Tip #3: Check the temperature
When preparing meat, one of the most important steps is checking the internal temperature of your food. Many backyard chefs may be tempted to rely on their intuition or their eye to tell if meat is ready. But meat is only safe to eat when its internal temperature gets high enough to kill harmful bacteria. Always use a meat thermometer, even if you think you can “eyeball it.”
Tip #4: Be prepared for emergencies
Backyard barbecues can be a fun and relaxing opportunity to spend time with loved ones. But your social gathering can turn south quickly if a fire starts or someone gets hurt. Always have first aid kits available and know what to do to treat burns.
Consider downloading the Red Cross First Aid App, which is a free resource that can guide you through treating different types of burns. In case of a grease fire, have baking soda on hand, and a fire extinguisher nearby for all other kinds of fires.
Building a healthy menu
Summer barbecues are notorious for fat-laden potato salads and fried foods.
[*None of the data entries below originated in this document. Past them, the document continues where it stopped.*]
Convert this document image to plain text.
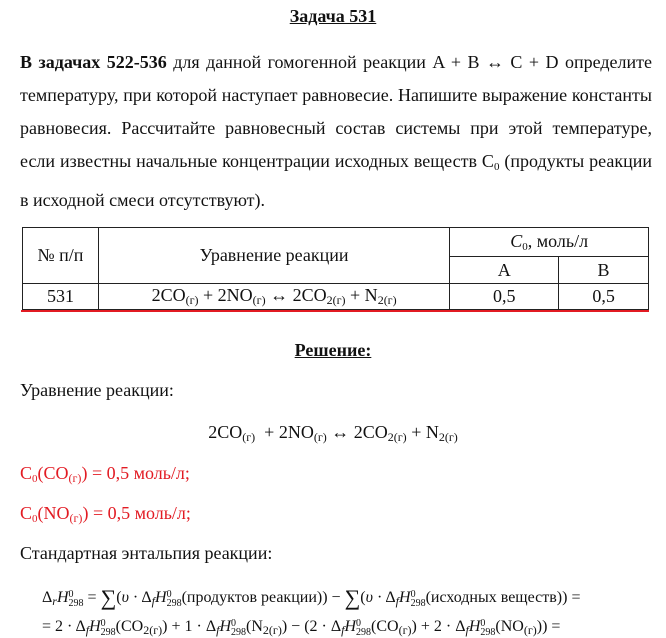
Задача 531

В задачах 522-536 для данной гомогенной реакции A + B ↔ C + D определите температуру, при которой наступает равновесие. Напишите выражение константы равновесия. Рассчитайте равновесный состав системы при этой температуре, если известны начальные концентрации исходных веществ C0 (продукты реакции в исходной смеси отсутствуют).

№ п/п	Уравнение реакции	C0, моль/л	
		A	B
531	$2CO_{(г)} + 2NO_{(г)}$ ↔ $2CO_{2(г)} + N_{2(г)}$	0,5	0,5
Решение:
Уравнение реакции:
$2CO_{(г)} + 2NO_{(г)}$ ↔ $2CO_{2(г)} + N_{2(г)}$
$C0(CO_{(г)}) = 0,5$ моль/л;
$C0(NO_{(г)}) = 0,5$ моль/л;
Стандартная энтальпия реакции:
$\Delta_rH$ 0
$298 = \sum(\upsilon \cdot \Delta_fH$ 0
298 (продуктов реакции)) − $\sum(\upsilon \cdot \Delta_fH$ 0
298 (исходных веществ)) =
= $2 \cdot \Delta_fH$ 0
298 $(CO_{2(г)}) + 1 \cdot \Delta_fH$ 0
298 $(N_{2(г)}) - (2 \cdot \Delta_fH$ 0
298 $(CO_{(г)}) + 2 \cdot \Delta_fH$ 0
298 $(NO_{(г)})$) =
Try these healthy swaps for lightening up your outdoor fare.
- Choose whole grains.Instead of enriched white hamburger or hot dog buns, choose whole grains. Whole grains are high in fiber, B vitamins and antioxidants, and can decrease your risk of chronic health conditions like heart disease and type 2 diabetes.
- Go leaner. Decrease your fat intake by swapping beef patties for salmon or black bean burgers. Look for turkey dogs instead of traditional hot dogs. Choose hot dogs that are nitrate-free, as the additives in these processed meats have been linked to an increased risk of certain cancers.
- Incorporate fruits and vegetables. Forego fat-laden side dishes in favor of a fresh fruit and veggie platter. Zucchini, onions and peppers all work well as grilled vegetable or mushroom kebabs. Try watermelon or fresh berries for dessert.
- Don’t drink your calories. Avoid filling up on sugary sodas and juices. Instead, swap a can of pop for a sparkling water or trade out a pitcher of lemonade for lemon-infused water.